Many of us who identify as educational developers and advocates of educational innovation feel as though we have been pedaling uphill for decades. Centers for teaching and learning, and many other related units on campus, have been advocating for inclusive and engaging pedagogies for a long time. Despite a growing body of evidence and models of good practice, progress has been utterly incremental: workshop by workshop, initiative by initiative, always seeking to get beyond the early adopters and the already inclined. And then the pandemic.  Forced to pivot in the Spring and subsequently prepare for the best possible virtual or hybrid experience in the Fall, all of higher education has demonstrated what is possible.

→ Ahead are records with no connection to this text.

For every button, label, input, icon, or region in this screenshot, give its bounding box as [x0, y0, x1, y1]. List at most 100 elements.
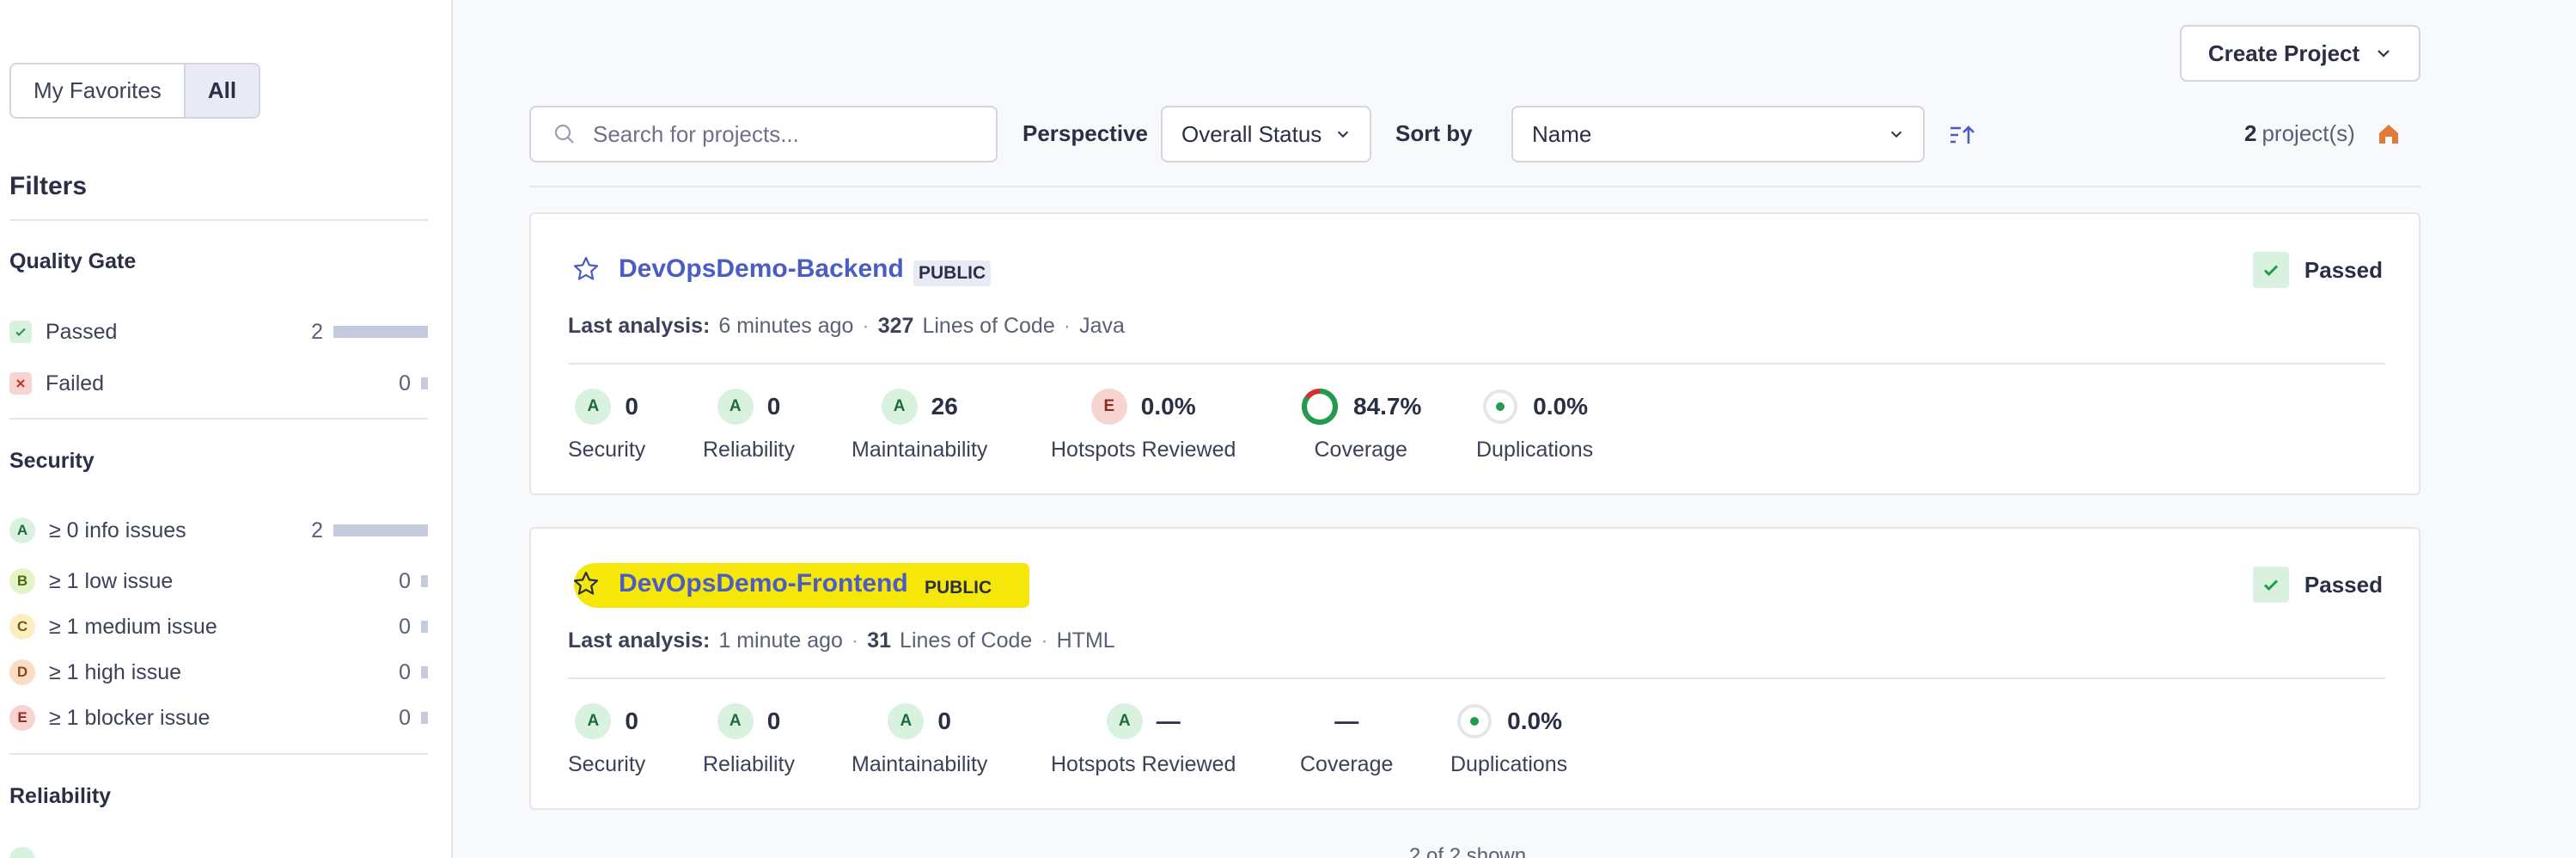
facet-label: ≥ 1 medium issue: [49, 614, 217, 639]
metric-label: Reliability: [703, 438, 795, 462]
last-analysis-label: Last analysis:: [568, 628, 711, 653]
sort-direction-icon[interactable]: [1947, 120, 1976, 150]
sort-select[interactable]: Name: [1511, 106, 1925, 162]
gate-label: Passed: [2304, 571, 2383, 598]
last-analysis-value: 6 minutes ago: [718, 314, 854, 338]
facet-label: ≥ 1 blocker issue: [49, 705, 211, 730]
perspective-select[interactable]: Overall Status: [1161, 106, 1371, 162]
search-box: [529, 106, 998, 162]
facet-bar: [333, 326, 428, 338]
metric-duplications[interactable]: 0.0% Duplications: [1476, 386, 1593, 463]
facet-label: ≥ 1 high issue: [49, 659, 182, 684]
quality-gate-status: Passed: [2252, 252, 2383, 288]
check-icon: [2252, 252, 2289, 288]
perspective-value: Overall Status: [1181, 120, 1322, 147]
rating-badge: A: [575, 703, 612, 739]
metric-coverage[interactable]: — Coverage: [1300, 701, 1393, 777]
facet-failed[interactable]: Failed 0: [9, 366, 428, 401]
metric-value: 0.0%: [1533, 393, 1588, 420]
facet-security-b[interactable]: B ≥ 1 low issue 0: [9, 564, 428, 598]
facet-bar: [421, 377, 428, 389]
facet-passed[interactable]: Passed 2: [9, 315, 428, 349]
reliability-title: Reliability: [9, 784, 112, 808]
facet-bar: [421, 666, 428, 678]
divider: [9, 753, 428, 755]
filters-title: Filters: [9, 172, 88, 200]
metric-label: Coverage: [1314, 438, 1407, 462]
all-button[interactable]: All: [183, 64, 259, 117]
facet-security-c[interactable]: C ≥ 1 medium issue 0: [9, 610, 428, 644]
divider: [9, 219, 428, 221]
metric-label: Coverage: [1300, 752, 1394, 776]
rating-a-icon: [9, 847, 35, 858]
divider: [568, 363, 2385, 365]
x-icon: [9, 372, 32, 395]
metric-value: —: [1334, 708, 1359, 734]
divider: [9, 418, 428, 420]
metric-maintainability[interactable]: A0 Maintainability: [852, 701, 987, 777]
security-title: Security: [9, 449, 95, 473]
divider: [568, 677, 2385, 679]
facet-count: 0: [399, 614, 411, 639]
loc-value: 327: [877, 314, 914, 338]
metric-label: Hotspots Reviewed: [1051, 438, 1236, 462]
project-count-suffix: project(s): [2262, 120, 2355, 146]
last-analysis-label: Last analysis:: [568, 314, 711, 338]
star-icon[interactable]: [572, 255, 600, 283]
metric-value: 0: [937, 708, 951, 734]
metric-coverage[interactable]: 84.7% Coverage: [1300, 386, 1421, 463]
metric-label: Maintainability: [852, 752, 988, 776]
search-input[interactable]: [593, 120, 996, 148]
rating-b-icon: B: [9, 568, 35, 594]
rating-badge: A: [1106, 703, 1143, 739]
facet-bar: [421, 712, 428, 724]
language: HTML: [1056, 628, 1115, 653]
rating-badge: A: [881, 389, 918, 425]
metric-label: Reliability: [703, 752, 795, 776]
check-icon: [9, 321, 32, 343]
metric-reliability[interactable]: A0 Reliability: [703, 701, 795, 777]
shown-count: 2 of 2 shown: [1409, 844, 1527, 858]
create-project-label: Create Project: [2207, 40, 2360, 66]
language: Java: [1079, 314, 1125, 338]
check-icon: [2252, 567, 2289, 603]
rating-badge: A: [888, 703, 925, 739]
metric-value: 0.0%: [1140, 393, 1196, 420]
project-card: DevOpsDemo-Frontend PUBLIC Passed Last a…: [529, 527, 2420, 810]
facet-security-d[interactable]: D ≥ 1 high issue 0: [9, 655, 428, 689]
metric-hotspots[interactable]: E 0.0% Hotspots Reviewed: [1051, 386, 1236, 463]
project-meta: Last analysis: 1 minute ago · 31 Lines o…: [568, 628, 1115, 653]
facet-reliability-a[interactable]: [9, 843, 428, 858]
metric-security[interactable]: A0 Security: [568, 701, 645, 777]
metric-reliability[interactable]: A0 Reliability: [703, 386, 795, 463]
project-name-link[interactable]: DevOpsDemo-Frontend: [619, 569, 908, 598]
search-icon: [554, 124, 574, 144]
facet-label: ≥ 0 info issues: [49, 518, 186, 542]
loc-label: Lines of Code: [900, 628, 1033, 653]
metric-security[interactable]: A0 Security: [568, 386, 645, 463]
chevron-down-icon: [1337, 131, 1349, 138]
quality-gate-title: Quality Gate: [9, 249, 137, 273]
rating-badge: A: [717, 703, 754, 739]
sort-value: Name: [1532, 120, 1592, 147]
create-project-button[interactable]: Create Project: [2180, 25, 2420, 82]
metric-value: —: [1156, 708, 1181, 734]
metric-hotspots[interactable]: A — Hotspots Reviewed: [1051, 701, 1236, 777]
home-icon[interactable]: [2376, 121, 2402, 147]
facet-security-a[interactable]: A ≥ 0 info issues 2: [9, 513, 428, 548]
project-name-link[interactable]: DevOpsDemo-Backend: [619, 254, 904, 284]
metric-label: Hotspots Reviewed: [1051, 752, 1236, 776]
facet-count: 0: [399, 705, 411, 730]
metric-label: Duplications: [1476, 438, 1594, 462]
metric-value: 0.0%: [1507, 708, 1562, 734]
star-icon[interactable]: [572, 570, 600, 598]
metric-value: 0: [625, 393, 638, 420]
metric-duplications[interactable]: 0.0% Duplications: [1450, 701, 1567, 777]
metric-value: 84.7%: [1353, 393, 1422, 420]
last-analysis-value: 1 minute ago: [718, 628, 843, 653]
metric-maintainability[interactable]: A 26 Maintainability: [852, 386, 987, 463]
facet-security-e[interactable]: E ≥ 1 blocker issue 0: [9, 701, 428, 735]
facet-count: 2: [311, 518, 323, 542]
my-favorites-button[interactable]: My Favorites: [11, 64, 184, 117]
favorites-toggle: My Favorites All: [9, 63, 261, 119]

More importantly, the forces of adaptation have brought inclusive and effective education to the forefront of nearly everyone’s consciousness. Needs that had been only partially understood or recognized on campuses are now visible to most faculty.  These include: attending to the inequitable contexts of our students’ lives; prioritizing community, care  and relationships in the delivery of courses; widespread interest in quality active learning and engaging pedagogies; new awareness of the role of instructional design; and new and broader appreciation for what is possible and not possible in virtual environments. While acknowledging the considerable unevenness of resources and diverse institutional experiences, I think we should appreciate the ways that the powerful assist of the pandemic pivot has amplified and accelerated the good practices, effort and values that have been intrinsic to our campuses.

The question is, how will this experience change us? Will the experience of our heightened capacity, sourced by this rapid and comprehensive adaptation, lead us to take on bigger challenges, especially the ones associated with structural racism and systemic injustice? As with the interaction of the e-bike assist and one’s personal confidence in taking on new challenges, will our institutional successes at adaptation lead to striving for a more just, inclusive and effective higher education? There are no single answers to this.  On the one hand, higher education needs to shift investments to deal with the roots of structural racism.  On the other, higher ed needs to prioritize resources and structures that address quality teaching and learning.  Both of these imperatives can be advanced by new models of professional development, organizational learning, and educational change—models that bring together fierce commitments to equity, community, and sustainable innovation.  These have been imperatives for a long time but their recognition and address seem more possible now than ever.  The roads to positive transformation have not gotten any less steep. But we now have an assist. Where will that take us?

Randy Bass is Vice President, Strategic Education Initiatives at Georgetown University, where he directs the Red House and the Designing the Future(s) Initiative. Among his current projects is the national dissemination of The New Learning Compact: A Framework for Professional Learning and Educational Change (Every Learner Everywhere; 2019), with Bret Eynon and Laura Gambino; and Higher Education’s Big Rethink, in behalf of Georgetown’s Program in Learning, Design and Technology.